Neighborhood takeout just got sassy with BaddaBing!

The super-spiffy take-out joint that's taken up residence in the Decatur/Oakhurst area near Agnes Scott college is filling a niche in the neighborhood with much-needed good takeout meals. Located in a strip of reviving storefronts that includes a beauty salon and dry cleaner, BaddaBing! could easily be seen as obnoxiously cute, with its bright, flashy logo and pop-culture cred (I refuse to make any cute "Sopranos" references). But a wholesome image resides inside thanks to chef Chris Campbell and his wife, Laura McCombs Campbell, and the magician of the operation, co-chef Mark McAninch. The bright room is abuzz with McCombs' smile and energy, and everyone on staff dishes up plenty of charm along with the heaps of pleasing food.

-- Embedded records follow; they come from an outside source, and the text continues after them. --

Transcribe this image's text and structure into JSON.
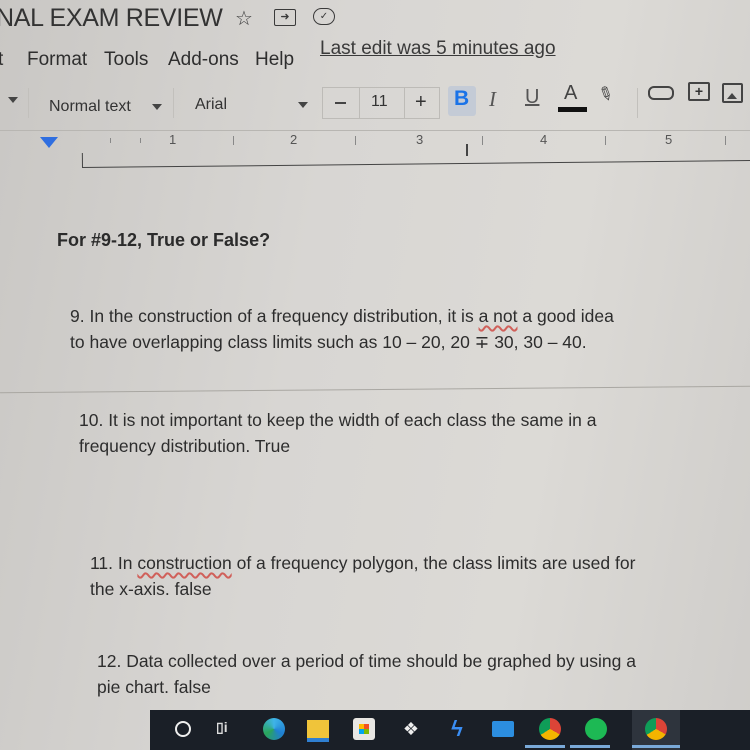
{
  "window": {
    "doc_title": "NAL EXAM REVIEW",
    "title_icons": [
      "star-icon",
      "move-to-folder-icon",
      "cloud-saved-icon"
    ]
  },
  "menu": {
    "items": [
      "t",
      "Format",
      "Tools",
      "Add-ons",
      "Help"
    ],
    "last_edit": "Last edit was 5 minutes ago"
  },
  "toolbar": {
    "style": "Normal text",
    "font": "Arial",
    "font_size": "11",
    "decrease": "−",
    "increase": "+",
    "bold": "B",
    "italic": "I",
    "underline": "U",
    "text_color": "A",
    "accent_color": "#1a73e8"
  },
  "ruler": {
    "numbers": [
      "1",
      "2",
      "3",
      "4",
      "5"
    ]
  },
  "content": {
    "heading": "For #9-12, True or False?",
    "questions": [
      {
        "line1_pre": "9.  In the construction of a frequency distribution, it is ",
        "line1_spell": "a not",
        "line1_post": " a good idea",
        "line2": "to have overlapping class limits such as 10 – 20, 20 ∓ 30, 30 – 40."
      },
      {
        "line1": "10.  It is not important to keep the width of each class the same in a",
        "line2": "frequency distribution. True"
      },
      {
        "line1_pre": "11.  In ",
        "line1_spell": "construction",
        "line1_post": " of a frequency polygon, the class limits are used for",
        "line2": "the x-axis. false"
      },
      {
        "line1": "12.  Data collected over a period of time should be graphed by using a",
        "line2": "pie chart. false"
      }
    ]
  },
  "taskbar": {
    "apps": [
      "search-icon",
      "task-view-icon",
      "edge-icon",
      "file-explorer-icon",
      "store-icon",
      "dropbox-icon",
      "app-icon",
      "mail-icon",
      "chrome-icon",
      "spotify-icon",
      "chrome-profile-icon"
    ]
  }
}
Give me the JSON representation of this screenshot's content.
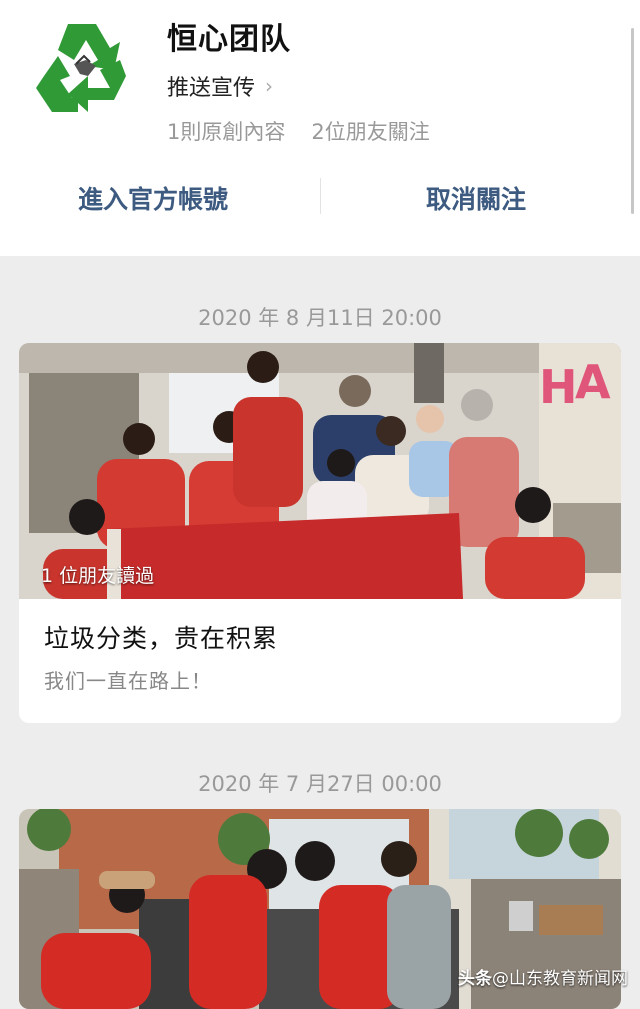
{
  "account": {
    "name": "恒心团队",
    "push_label": "推送宣传",
    "original_count": "1則原創內容",
    "friends_following": "2位朋友關注",
    "logo_icon": "recycle-icon",
    "brand_color": "#3a9b3a"
  },
  "actions": {
    "enter_official": "進入官方帳號",
    "unfollow": "取消關注",
    "accent_color": "#3d5a80"
  },
  "feed": [
    {
      "date": "2020 年 8 月11日 20:00",
      "read_badge": "1 位朋友讀過",
      "title": "垃圾分类，贵在积累",
      "digest": "我们一直在路上！"
    },
    {
      "date": "2020 年 7 月27日 00:00"
    }
  ],
  "watermark": {
    "brand": "头条",
    "handle": "@山东教育新闻网"
  }
}
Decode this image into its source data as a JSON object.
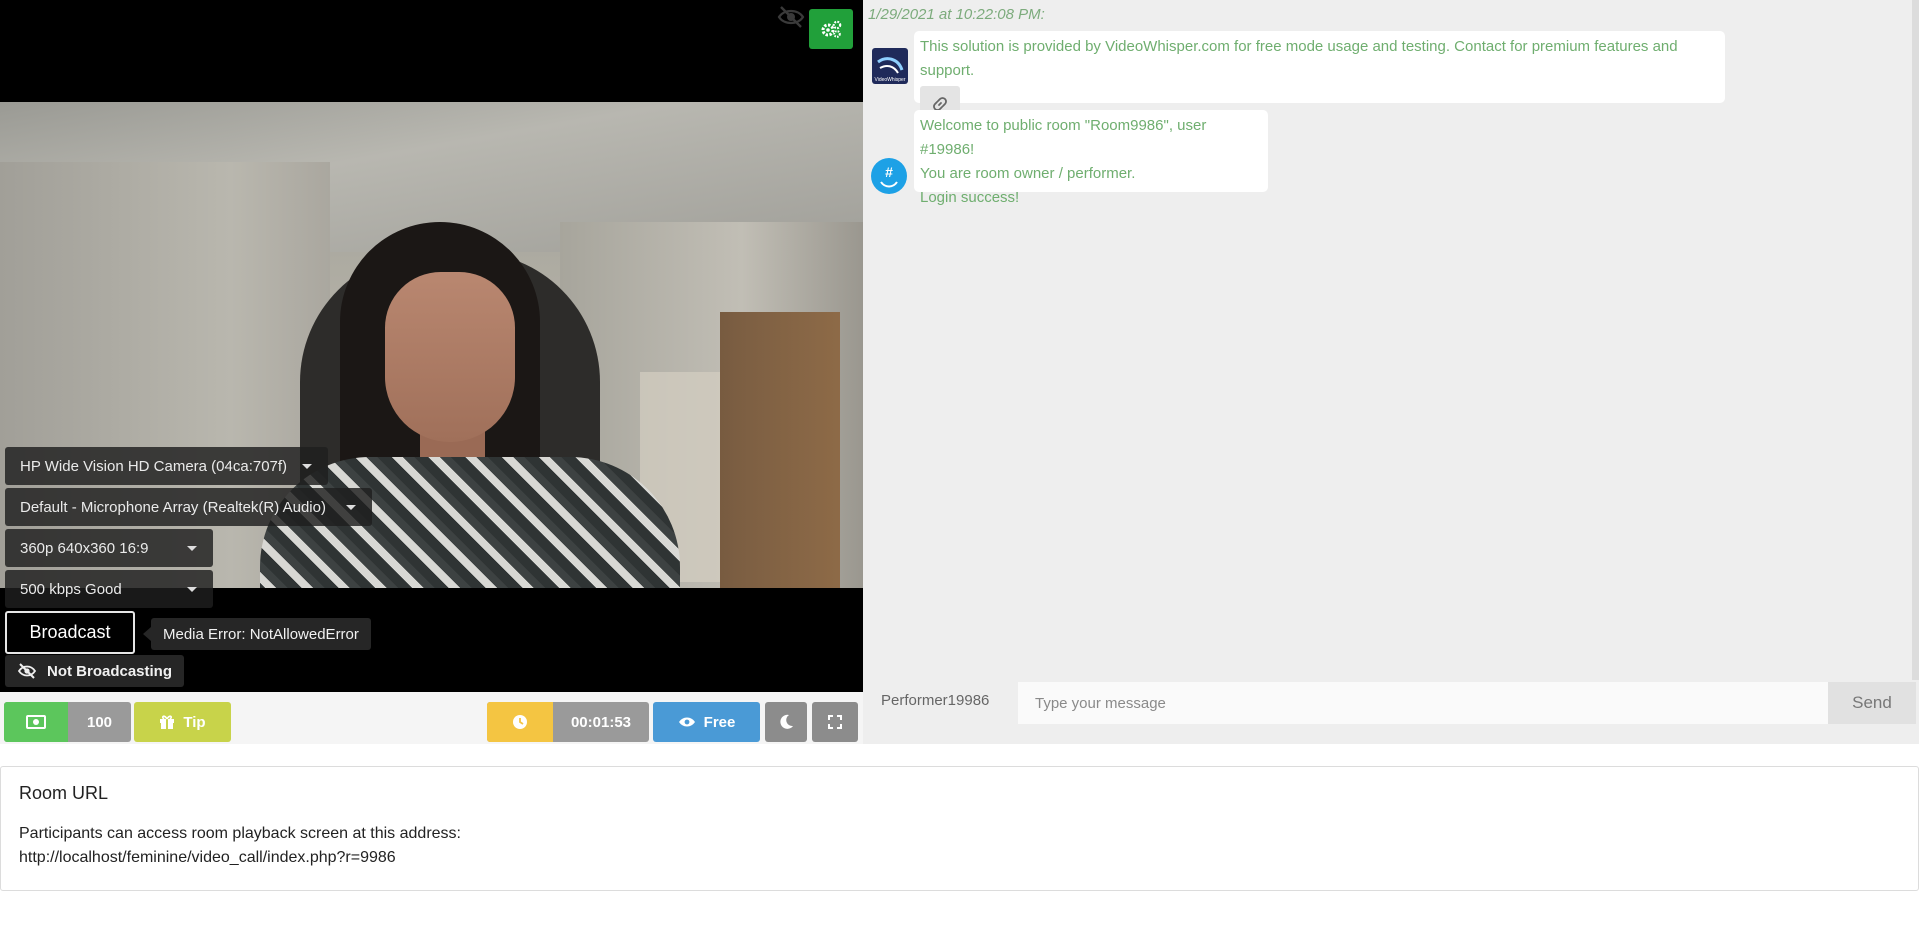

Service: The best thing to do is call ahead with your order so there's no wait (the menu changes daily and is available online). Otherwise, you can place your order at the counter and browse the kitchen utensils in the BaddaBoom! Room, located in a corner of the shop. You'll be happy to know that tip jars are conspicuously absent here.
Soups: It's impossible to pass up free samples of the six or so cold and hot soups offered daily ($4.95 pint/$8.50 quart). The cold fruit "soup" -- a finely pureed concoction of mango, pineapple, honeydew and cantaloupe -- will make any kid do back-flips. But a little goes a long way; I felt like I was drinking a smoothie. Loaded with chunks of onions, cucumbers and tomatoes, the gazpacho was tasty. But I passed on the vichyssoise, which was heavy with the flavors of cucumber and roasted zucchini. I was most impressed with the wild mushroom, its rich, earthy stock steeped with shitake and chanterelles.
Sandwiches: The sandwiches are two-hand affairs; I wasn't able to finish mine in one sitting ($6.95; includes Zapp's chips). Thick slabs of rye, white or wheat with heavy crusts are used for the roast beef Bordeaux and roast turkey breast -- which may be big, but I got bored quickly. The turkey breast, supposedly stuffed with basil and shallots, didn't have much of either, relying on the pesto mayonnaise for its kick. The Italian round bread of the French Quarter muffaletta was a bit tough, but the olive relish was a great complement to the provolone, ham and salami.
Don't fugget about it: Entrees change daily -- but cross your fingers for the pork loin with peach salsa and goat cheese ($7.75). When you can cut pork this easily with a plastic knife, you know it's good. The meatloaf with wild mushroom gravy ($6.50) was a fancy affair that may have you asking for seconds.
Not so fast: Unfortunately, the takeout concept is still just that -- there's not a chair or table in sight. A few tops would help, but there's no need for table service.